Nearly 95% of US Gulf oil and gas production was shut in near the end of August as the Category 4 Hurricane Ida made landfall in Louisiana.

S&P Global Platts Analytics forecasts that total annual disruption from Ida could top 97,000 b/d by year-end.

Outages such as Hurricane Ida and a global gas shortage prompting switching to oil-fired power has caused crude prices to soar, raising gasoline prices at US gas stations to a level that could dent US President Joe Biden's popularity.

Blaming OPEC

Biden has blamed the current high oil prices on OPEC withholding supply but ultimately dismissed the idea that he might try to persuade the producer group to increase production.

However, OPEC kingpin Saudi Arabia has rejected requests from key oil consuming countries for more supplies, with energy minister Prince Abdulaziz bin Salman saying Oct. 20 that he saw no evidence of a crude shortage despite fears of a new surge in prices in the coming months.

Dated Brent prices have more than doubled in the last year, with Platts assessing the benchmark at $84.475/b on Oct. 27.

OPEC+ officials at the JTC discussed an "alternative, one more bearish" demand scenario, according to a second delegate.

"It was an adjusted monthly oil market report scenario with 5.7 [million b/d] demand growth for 2021," the delegate told Platts.

World oil demand is expected to increase by 5.8 million b/d to 96.60 million b/d in 2021, revised down from 5.96 million b/d growth seen last month, "mainly driven by lower-than-expected actual data for the first three quarters of this year," OPEC said Oct. 13 in its closely-watched monthly oil market report.

Lower supplies

Barring a substantial increase in OPEC crude production in the coming months, the oil market will tighten considerably, the organization said, citing the lingering impacts of Hurricane Ida on US oil production, along with field maintenance and outages in Kazakhstan and Canada.

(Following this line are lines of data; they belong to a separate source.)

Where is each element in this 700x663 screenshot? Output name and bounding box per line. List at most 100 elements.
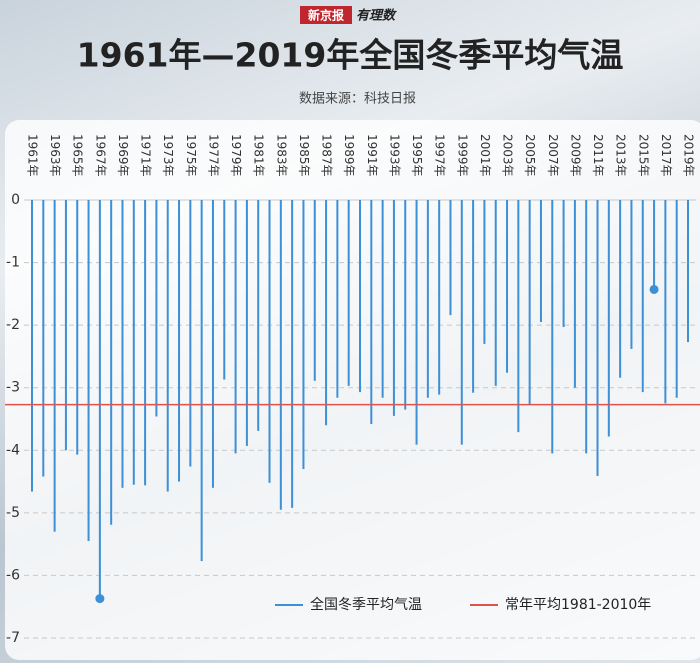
bar [528, 200, 531, 404]
bar [483, 200, 486, 344]
bar [359, 200, 361, 393]
legend-label: 全国冬季平均气温 [310, 596, 422, 613]
bar [494, 200, 497, 386]
bar [64, 200, 67, 451]
bar [426, 200, 429, 398]
x-tick-label: 1983年 [274, 134, 288, 177]
x-tick-label: 1995年 [410, 134, 424, 177]
x-tick-label: 1973年 [161, 134, 175, 177]
bar [653, 200, 656, 290]
brand-box [300, 6, 352, 24]
bar [268, 200, 271, 483]
bar [325, 200, 328, 426]
chart-title: 1961年—2019年全国冬季平均气温 [77, 36, 624, 75]
x-tick-label: 2007年 [546, 134, 560, 177]
y-tick-label: -6 [6, 567, 20, 583]
bar [291, 200, 294, 508]
bar [573, 200, 576, 388]
bar [585, 200, 588, 454]
bar [279, 200, 282, 510]
bar [87, 200, 90, 542]
bar [472, 200, 475, 393]
bar [76, 200, 79, 455]
y-tick-label: 0 [11, 192, 20, 208]
bar [415, 200, 418, 445]
bar [98, 200, 101, 599]
bar [539, 200, 542, 323]
x-tick-label: 2015年 [636, 134, 650, 177]
brand-sub: 有理数 [356, 8, 397, 24]
bar [449, 200, 452, 316]
panel [5, 120, 700, 660]
x-tick-label: 2019年 [682, 134, 696, 177]
y-tick-label: -3 [6, 380, 20, 396]
y-tick-label: -1 [6, 255, 20, 271]
x-tick-label: 1971年 [139, 134, 153, 177]
y-tick-label: -4 [6, 442, 20, 458]
bar [110, 200, 113, 525]
bar [313, 200, 316, 381]
bar [596, 200, 599, 476]
bar [641, 200, 644, 393]
highlight-dot [95, 594, 105, 604]
x-tick-label: 1991年 [365, 134, 379, 177]
x-tick-label: 2001年 [478, 134, 492, 177]
x-tick-label: 1993年 [387, 134, 401, 177]
y-tick-label: -7 [6, 630, 20, 646]
bar [189, 200, 192, 467]
chart-subtitle: 数据来源：科技日报 [299, 92, 416, 107]
x-tick-label: 2005年 [523, 134, 537, 177]
x-tick-label: 1989年 [342, 134, 356, 177]
bar [132, 200, 135, 485]
bar [630, 200, 633, 349]
bar [687, 200, 689, 343]
x-tick-label: 1975年 [184, 134, 198, 177]
x-tick-label: 2013年 [614, 134, 628, 177]
x-tick-label: 1965年 [71, 134, 85, 177]
bar [336, 200, 339, 398]
bar [347, 200, 350, 386]
x-tick-label: 2011年 [591, 134, 605, 177]
x-tick-label: 2017年 [659, 134, 673, 177]
bar [664, 200, 667, 404]
x-tick-label: 1963年 [48, 134, 62, 177]
bar [438, 200, 441, 395]
bar [392, 200, 395, 416]
bar [223, 200, 226, 380]
bar [121, 200, 124, 488]
y-tick-label: -5 [6, 505, 20, 521]
bar [460, 200, 463, 445]
x-tick-label: 2003年 [501, 134, 515, 177]
bar [370, 200, 373, 425]
x-tick-label: 1969年 [116, 134, 130, 177]
bar [551, 200, 554, 454]
bar [144, 200, 147, 486]
brand: 新京报 [308, 8, 344, 23]
bar [607, 200, 610, 437]
bar [302, 200, 305, 470]
bar [155, 200, 158, 417]
x-tick-label: 1979年 [229, 134, 243, 177]
x-tick-label: 1999年 [455, 134, 469, 177]
bar [404, 200, 407, 410]
bar [675, 200, 678, 398]
bar [245, 200, 248, 446]
x-tick-label: 1987年 [320, 134, 334, 177]
bar [517, 200, 520, 433]
x-tick-label: 1981年 [252, 134, 266, 177]
bar [166, 200, 169, 492]
x-tick-label: 1977年 [206, 134, 220, 177]
highlight-dot [649, 284, 659, 294]
bar [234, 200, 237, 454]
bar [200, 200, 203, 562]
bar [506, 200, 509, 373]
x-tick-label: 1997年 [433, 134, 447, 177]
bar [178, 200, 181, 482]
bar [31, 200, 33, 492]
y-tick-label: -2 [6, 317, 20, 333]
bar [53, 200, 56, 532]
bar [257, 200, 260, 431]
bar [211, 200, 214, 488]
x-tick-label: 1967年 [93, 134, 107, 177]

OPEC lowered its estimate of oil supplies from outside the bloc in 2021 by 210,000 b/d from its previous forecast to 63.64 million b/d.

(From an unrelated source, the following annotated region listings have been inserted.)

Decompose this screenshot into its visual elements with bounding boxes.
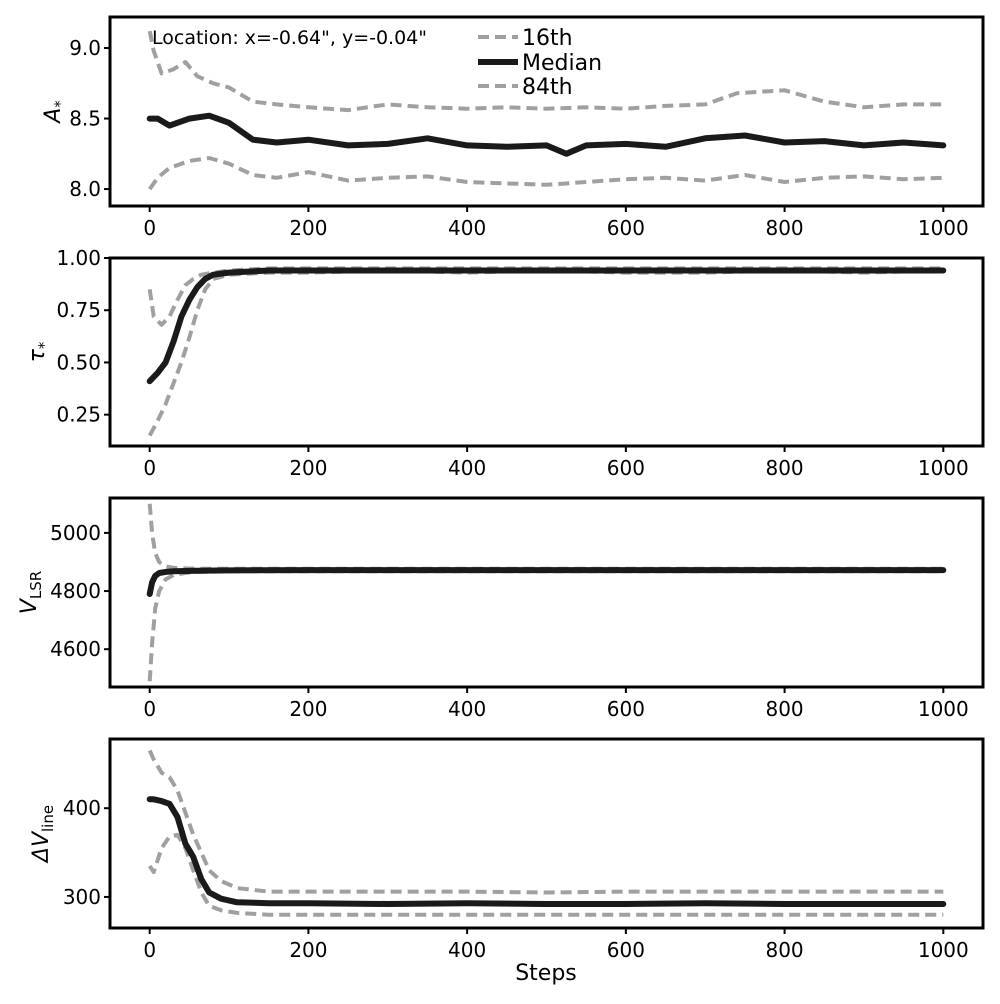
- x-tick-label: 1000: [918, 456, 969, 480]
- x-tick-label: 200: [289, 216, 327, 240]
- x-tick-label: 400: [448, 938, 486, 962]
- x-tick-label: 0: [143, 697, 156, 721]
- series-84th-line: [147, 266, 944, 327]
- series-median-line: [146, 796, 947, 907]
- legend-entry-84th: 84th: [478, 75, 573, 100]
- panel-a-star: 0 200 400 600 800 1000 8.0 8.5 9.0 A*: [41, 15, 985, 240]
- y-tick-label: 8.0: [69, 177, 101, 201]
- y-axis-symbol: V: [17, 597, 42, 614]
- y-tick-label: 0.25: [56, 403, 101, 427]
- tick-layer: 0 200 400 600 800 1000 0.25 0.50 0.75 1.00: [56, 246, 968, 480]
- y-tick-label: 0.75: [56, 298, 101, 322]
- y-tick-label: 4800: [50, 579, 101, 603]
- x-axis-title: Steps: [515, 961, 577, 986]
- y-axis-subscript: *: [51, 100, 69, 108]
- x-tick-label: 1000: [918, 216, 969, 240]
- plot-frame: [108, 15, 985, 208]
- legend-label: 84th: [522, 75, 573, 100]
- legend-label: Median: [522, 51, 602, 76]
- y-tick-label: 4600: [50, 637, 101, 661]
- y-axis-symbol: A: [41, 108, 66, 125]
- series-84th-line: [147, 749, 944, 895]
- panel-tau-star: 0 200 400 600 800 1000 0.25 0.50 0.75 1.00 τ*: [25, 246, 985, 480]
- x-tick-label: 800: [765, 216, 803, 240]
- x-tick-label: 200: [289, 456, 327, 480]
- y-tick-label: 300: [63, 885, 101, 909]
- x-tick-label: 1000: [918, 938, 969, 962]
- series-layer: [146, 266, 947, 437]
- panel-delta-v-line: 0 200 400 600 800 1000 300 400 ΔVline: [29, 737, 985, 962]
- y-axis-symbol: τ: [25, 348, 50, 362]
- series-layer: [146, 30, 947, 191]
- series-16th-line: [148, 832, 944, 917]
- series-16th-line: [147, 268, 944, 437]
- x-tick-label: 600: [607, 697, 645, 721]
- x-tick-label: 0: [143, 216, 156, 240]
- series-layer: [146, 749, 947, 917]
- x-tick-label: 400: [448, 216, 486, 240]
- series-median-line: [146, 567, 947, 597]
- series-16th-line: [148, 156, 944, 191]
- x-tick-label: 400: [448, 456, 486, 480]
- legend: 16th Median 84th: [478, 26, 602, 100]
- x-tick-label: 800: [765, 456, 803, 480]
- series-median-line: [146, 112, 947, 157]
- y-axis-subscript: LSR: [27, 571, 45, 599]
- series-84th-line: [147, 503, 944, 571]
- x-tick-label: 600: [607, 938, 645, 962]
- tick-layer: 0 200 400 600 800 1000 4600 4800 5000: [50, 521, 969, 721]
- y-tick-label: 1.00: [56, 246, 101, 270]
- y-axis-title: A*: [41, 100, 69, 125]
- series-16th-line: [147, 569, 944, 682]
- y-axis-title: VLSR: [17, 571, 45, 614]
- series-median-line: [146, 267, 947, 385]
- x-tick-label: 0: [143, 456, 156, 480]
- plot-frame: [108, 496, 985, 689]
- x-tick-label: 600: [607, 216, 645, 240]
- x-tick-label: 800: [765, 938, 803, 962]
- legend-entry-median: Median: [478, 51, 602, 76]
- y-tick-label: 400: [63, 796, 101, 820]
- y-axis-symbol: ΔV: [29, 830, 54, 864]
- legend-label: 16th: [522, 26, 573, 51]
- tick-layer: 0 200 400 600 800 1000 300 400: [63, 796, 969, 962]
- y-axis-title: τ*: [25, 341, 53, 362]
- panel-v-lsr: 0 200 400 600 800 1000 4600 4800 5000 VLSR: [17, 496, 985, 721]
- series-84th-line: [147, 30, 944, 113]
- x-tick-label: 200: [289, 697, 327, 721]
- y-tick-label: 9.0: [69, 36, 101, 60]
- x-tick-label: 400: [448, 697, 486, 721]
- x-tick-label: 1000: [918, 697, 969, 721]
- x-tick-label: 800: [765, 697, 803, 721]
- y-axis-subscript: line: [39, 805, 57, 832]
- series-layer: [146, 503, 947, 682]
- y-tick-label: 8.5: [69, 107, 101, 131]
- x-tick-label: 200: [289, 938, 327, 962]
- y-axis-subscript: *: [35, 341, 53, 349]
- legend-entry-16th: 16th: [478, 26, 573, 51]
- y-tick-label: 0.50: [56, 350, 101, 374]
- plot-frame: [108, 737, 985, 930]
- plot-frame: [108, 256, 985, 448]
- x-tick-label: 0: [143, 938, 156, 962]
- tick-layer: 0 200 400 600 800 1000 8.0 8.5 9.0: [69, 36, 969, 240]
- y-axis-title: ΔVline: [29, 805, 57, 864]
- y-tick-label: 5000: [50, 521, 101, 545]
- x-tick-label: 600: [607, 456, 645, 480]
- location-annotation: Location: x=-0.64", y=-0.04": [152, 27, 427, 49]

Global oil demand was lowered by a lesser amount to 96.60 million b/d.

As a result, the call on OPEC's own crude production for 2021 was revised up to 27.80 million b/d, including 29.36 million b/d in the fourth quarter.

That is significantly above OPEC's output of 27.33 mil b/d in September, according to secondary sources used by the organization to track output.

Platts Analytics has been warning that, by mid-2022, OPEC+ spare capacity "will be insufficient to offset a no Iran deal." Without the 1.5 million b/d in additional Iranian crude hitting the market and with US supply growth still likely constrained somewhat by capital discipline, the oil market could be vulnerable to further disruptions, Platts Analytics said.

Demand erosion

OPEC's cautious approach to boosting its output is supported by forecasts from the International Energy Agency.

An acute shortage in natural gas and coal supplies triggering a massive switch to oil products, along with improving mobility trends, has boosted the near-term global oil demand outlook, but supply could catch up early 2022 should OPEC+ stick to its plan to bring more crude back online, the IEA said Oct. 14.

In its latest monthly oil market report, the IEA raised its global oil demand estimate for 2021 by 170,000 b/d to 96.3 million b/d and for 2022 by 210,000 b/d to post-COVID-19 levels of 99.6 million b/d.

While the Paris-based agency raised oil demand growth forecasts to 5.5 million b/d for this year and to 3.3 million b/d for 2022, it warned that higher oil prices, if sustained, could lead to demand erosion.